The plan today was to cut down the long grass in the back garden.  I am a big fan of letting some of the lawn grow long in all except the titchiest garden.  It provides a good wildlife habitat, it saves you the time and effort of cutting it for several months, and the contrast in height and texture with the short grass gives you a whole new flexible and low cost design element to play with.  If you are going for spring flowers you can keep the area short from midsummer onwards, or you can leave it long all summer and give it an autumn cut.  It must be cut at least once a year, or after a few seasons it will have turned into scrub, so you don't want to leave it much later than now because at some point during the winter it will collapse and then it really will be difficult to cut.

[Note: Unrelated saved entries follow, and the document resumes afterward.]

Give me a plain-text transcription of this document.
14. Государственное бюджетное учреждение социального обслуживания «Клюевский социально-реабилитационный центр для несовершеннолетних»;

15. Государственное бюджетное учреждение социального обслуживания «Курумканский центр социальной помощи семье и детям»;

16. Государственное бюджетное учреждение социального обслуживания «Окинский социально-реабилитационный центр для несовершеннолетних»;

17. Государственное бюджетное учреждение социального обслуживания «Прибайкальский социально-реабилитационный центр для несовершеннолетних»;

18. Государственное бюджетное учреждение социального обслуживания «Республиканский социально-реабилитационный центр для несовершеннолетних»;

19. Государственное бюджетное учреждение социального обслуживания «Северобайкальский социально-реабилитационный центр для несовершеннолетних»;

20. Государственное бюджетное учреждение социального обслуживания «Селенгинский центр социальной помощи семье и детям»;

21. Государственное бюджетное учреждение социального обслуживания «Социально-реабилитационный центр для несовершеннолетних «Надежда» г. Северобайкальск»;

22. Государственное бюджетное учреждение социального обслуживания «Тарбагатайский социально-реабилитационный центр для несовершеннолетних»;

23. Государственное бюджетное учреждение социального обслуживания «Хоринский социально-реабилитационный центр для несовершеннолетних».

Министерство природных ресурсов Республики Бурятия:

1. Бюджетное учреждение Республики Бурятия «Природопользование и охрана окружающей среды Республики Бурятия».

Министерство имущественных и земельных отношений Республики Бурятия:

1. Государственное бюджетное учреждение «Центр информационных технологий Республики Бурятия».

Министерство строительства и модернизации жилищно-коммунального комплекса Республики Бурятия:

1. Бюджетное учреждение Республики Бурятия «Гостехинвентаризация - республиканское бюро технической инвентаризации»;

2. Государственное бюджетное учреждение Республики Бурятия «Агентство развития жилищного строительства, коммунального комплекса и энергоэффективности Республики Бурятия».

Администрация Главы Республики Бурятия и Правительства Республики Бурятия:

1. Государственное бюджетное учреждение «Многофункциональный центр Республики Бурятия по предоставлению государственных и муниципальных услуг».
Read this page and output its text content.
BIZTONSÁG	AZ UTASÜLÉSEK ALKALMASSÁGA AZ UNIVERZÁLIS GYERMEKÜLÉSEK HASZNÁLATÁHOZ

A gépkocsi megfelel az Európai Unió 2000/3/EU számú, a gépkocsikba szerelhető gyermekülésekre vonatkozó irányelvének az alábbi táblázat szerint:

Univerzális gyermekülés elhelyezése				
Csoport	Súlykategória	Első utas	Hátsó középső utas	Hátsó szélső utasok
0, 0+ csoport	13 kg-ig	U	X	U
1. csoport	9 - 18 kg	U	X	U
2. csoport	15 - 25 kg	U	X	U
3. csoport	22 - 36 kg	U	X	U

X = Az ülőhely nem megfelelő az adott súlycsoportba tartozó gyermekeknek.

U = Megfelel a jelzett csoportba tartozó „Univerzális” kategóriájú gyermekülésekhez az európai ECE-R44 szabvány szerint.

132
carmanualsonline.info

Ours gets an autumn cut, because we like the late summer bleached, waving seed heads effect, and because it represents that much less lawn mowing over the summer.  We used to struggle to cut it with the lawn tractor, but the screams from the engine and cutting gear warned that any moment of this mechanical abuse could be their last, and then we resorted to spending long, back-wrenching hours walking up and down swinging a petrol driven strimmer, before the Systems Administrator invested in a power scythe at the Chelsea Flower Show about fifteen years ago.  The scythe spends fifty-one weeks of the year sitting in the garage, and for the other week it is invaluable.

For the past couple of weeks we have been watching the weather forecasts in between other commitments, and today turned out to be the day.  As the Systems Administrator said, the grass was not going to get any drier from this point.  The SA got the scythe out of the garage, and I was on standby with the rake to haul the cut grass out of the way.  Then there was an anxious half hour in which the SA peered into the scythe's innards and fiddled with it while the scythe refused to run.  I had got as far as finding the advert for the local garden machinery services firm in the parish magazine before the scythe finally consented to go and keep going, fuelled by an excessively rich mixture which the SA thought gave us limited running time before the whole machine would need stripping down to do something to the carburettor.

The SA drove the scythe, which is no fun and is the SA's least favourite gardening job of the whole year.  The machine is self-propelled, indeed, you need to keep it under firm control to make sure it doesn't leap into a flower bed and mangle the inhabitants, but it vibrates fiercely and is very hard on the arms.  I raked like crazy, which is also hard on the arms in a different way, and stuffed the cut grass into old Strulch bags to take to the dump.  It can't go on the compost heap because it is full of weed seeds.  Two years ago it ended up by the bonfire, in the vain hope we might be able to burn it on the tail end of bonfires, and most of it was not burnt but had to go to the dump eventually, and by then half of it had got mixed up with rose prunings and made the most almighty muddle that it took me ages to clear up.  Last year it went straight into bags, which required two trips to the dump to get rid of, but was still quicker than messing around trying to burn it.

Sometimes I have fantasies of getting a proper manual scythe and learning to use it.  You can go on courses.  I don't think it would work, though.  I think the grass has to be dry to cut properly, and by autumn it never is.  Hay is made in mid summer and after that I think the ground was traditionally grazed for the rest of the year.  Still, at least we only have to do the long grass once a year.  I am just so relieved that in the end the machine worked when needed.